Rice: “If it was authorized by the President, it did not violate our obligations”
Posted by Thomas Nephew on 1st May 2009
Via Hullabaloo, here is some remarkable amateur footage of former Secretary of State Condoleeza Rice being questioned (on Monday) by students in Stanford University’s Roble Hall dormitory. The whole thing is worth watching — from between your fingers — as Rice puts on a surreal performance:
1ST QUESTIONER [3:30]: …even in World War II, as we faced Nazi Germany, probably the greatest threat that America has ever faced, even then…
RICE [3:37]: With all due respect, Nazi Germany never attacked the homeland of the United States.
1ST QUESTIONER [3:44]: They bombed our allies.
RICE [3:46]: Just a second. Three thousand Americans died in the Twin Towers and in the Pentagon.
1ST QUESTIONER [3:52]: Five hundred thousand died in World War II, and yet we did not torture the prisoners of war.
RICE [3:55] (waving finger no): …And we didn’t torture anybody here either.
1ST QUESTIONER [4:00]: We tortured them in Guantanamo Bay.
RICE [4:03]: No. No, dear. You’re wrong. You’re wrong. We did not. torture. anyone. And Guantanamo Bay by the way was considered a model quote [makes air quotes] medium security prison by representatives of the Organization for Security and Cooperation in Europe who went there to see it. Did you know that?
1ST QUESTIONER [4:20]: Were they present for the interrogations?
RICE [4:22]: No - did you know that the Organization — just answer me — did you know that the Organization of Security and Cooperation in Europe said Guantanamo was a *model* medium security prison?
1ST QUESTIONER [4:20]: No, but I feel that changes nothing.
RICE [4:33]: No - did you know that?
1ST QUESTIONER [4:35]: I did not know that but that…

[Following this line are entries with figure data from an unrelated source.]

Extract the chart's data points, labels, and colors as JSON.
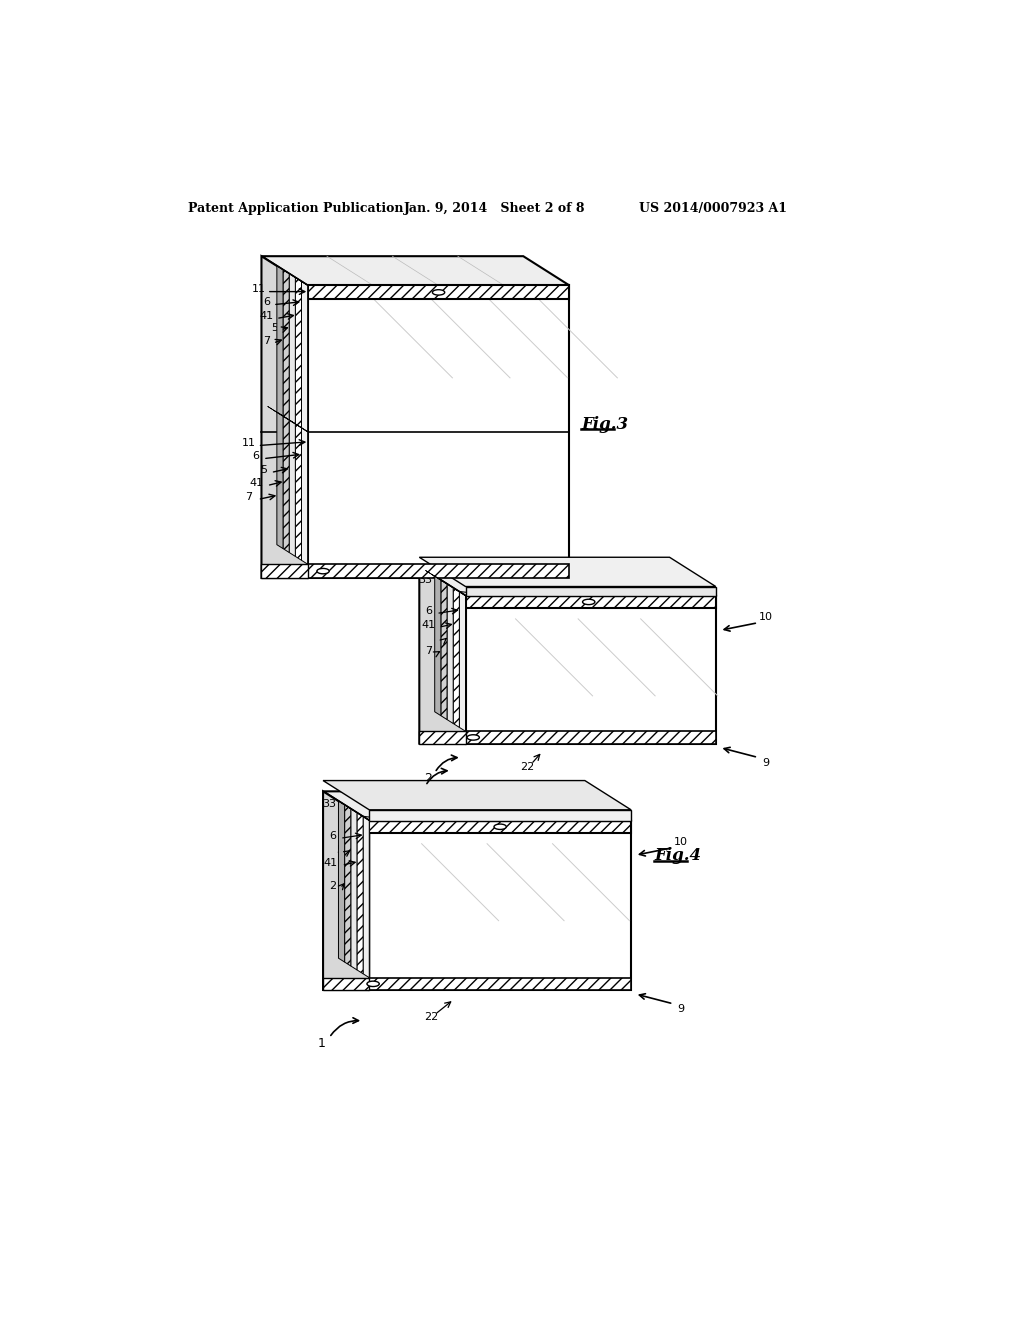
{
  "background_color": "#ffffff",
  "header_left": "Patent Application Publication",
  "header_mid": "Jan. 9, 2014   Sheet 2 of 8",
  "header_right": "US 2014/0007923 A1",
  "fig3_label": "Fig.3",
  "fig4_label": "Fig.4",
  "line_color": "#000000",
  "face_white": "#ffffff",
  "face_light": "#eeeeee",
  "face_mid": "#d8d8d8",
  "face_dark": "#bbbbbb"
}
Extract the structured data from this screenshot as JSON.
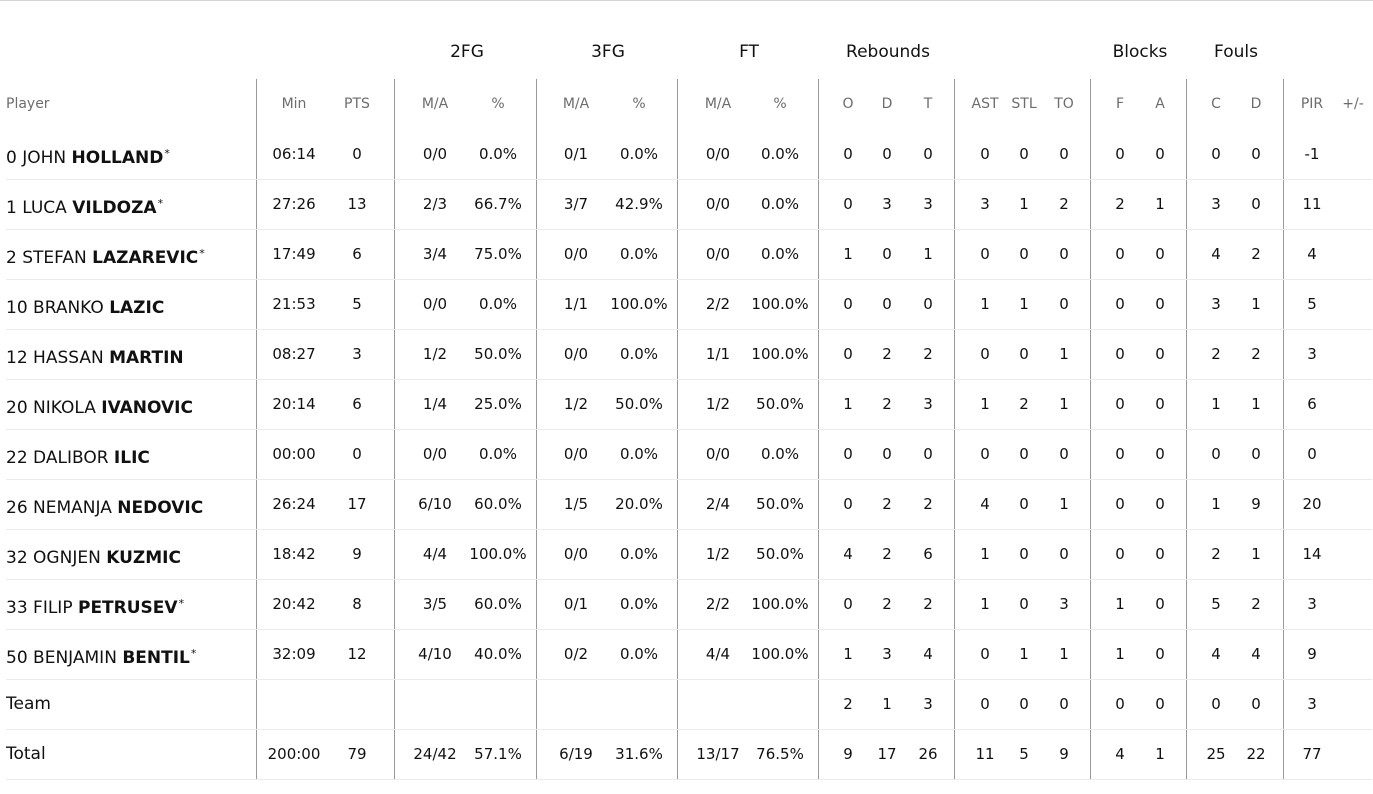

RICE [4:36]: All right, no,, now wait a second if you didn’t know that, maybe before you make allegations about Guantanamo you should read. All right? Now, the ICRC also had access to Guantanamo, and they made no allegations about interrogations at Guantanamo. What they did say is that they believed that indefinite detention — where people didn’t know whether they could come up for trial — which is why we tried through the military commissions system to let people come up for trial. Those trials were stayed by whom? Who kept us from holding the trials?
1ST QUESTIONER [5:17]: I can’t answer that question.
RICE [5:18]: Do your homework first.
Passing over Rice’s implication that defeating Hitler was both optional and easy, it turns out (via 2PoliticalJunkies) that the alleged OSCE “stamp of approval” came from a guy who tagged along with an OSCE delegation, but — according to the OSCE — was “not employed or commissioned by the OSCE” and whose views should “not be taken as being made on behalf of the 55-nation body.”